To provide a historical viewpoint in a limited time, Mr. Buckley rocketed through two millennia of history in 8 minutes. With examples such as the Hanging Gardens of Bablyon and Le Notre’s Versailles, he illustrated that incorporating landscape in dense urban environments is not necessarily a new topic. It is, however, part of a significant push by the landscape community to urge architects, planners, engineers – all of us – to make the most of the opportunity that landscape design presents. Mr. Sloan underscored the opportunity that landscape offers a strategy and not simply a style. It “becomes something by doing something,” as the late David Dillon described the Urban Reserve in Dallas. Mr. Sloan also described the landscape design, first and foremost, as ‘defining space’. This is something architects can collaborate on and find immediate common ground.

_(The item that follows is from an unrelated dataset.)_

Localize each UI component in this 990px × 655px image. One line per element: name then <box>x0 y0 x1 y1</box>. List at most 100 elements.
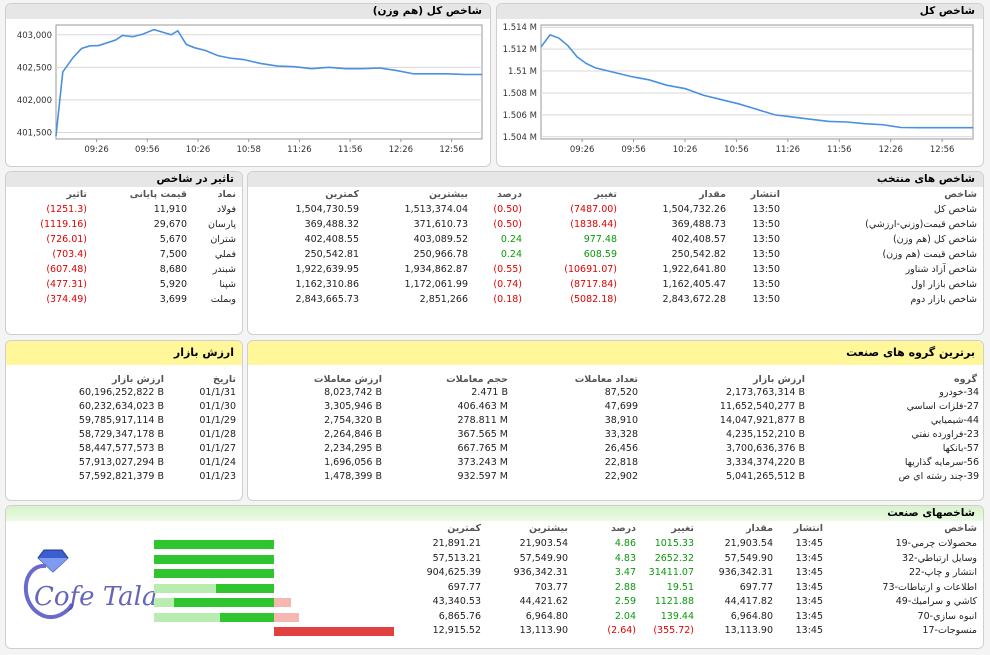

Mr. Arterburn displayed beautiful examples of landscapes that ‘performed’ while creatively satisfying engineering necessities. In Austin, the Waller Creek project acts as a biofilter. James Corner’s 2200 acre Fresh Kill’s Park competition entry in New York repairs the former brownfield site. Buffalo Bayou in Houston transforms discarded areas of the city into activated parkland, much like the goal for our Trinity River. Dr. Ozdil touted the expansion of Evidenced Based Design via GIS while de-emphasizing yet another ‘–ism’.
Mr. Raines followed up with his unique insight to the Trinity. He struck a chord with our density guru, Mr. Buckley, by daring us to find a place exceeds opportunity offered by the Trinity River. In terms of increased density, urbanization, and natural systematic performance opportunities, the Trinity is unmatched in this country, per Mr. Raines.
The panel illustrated that, while some in the national movement appear to minimize the role of architecture in the public realm, our panel clearly supported collaboration between the disciplines while offering a mode of responsible site design that is often not given the attention it deserves.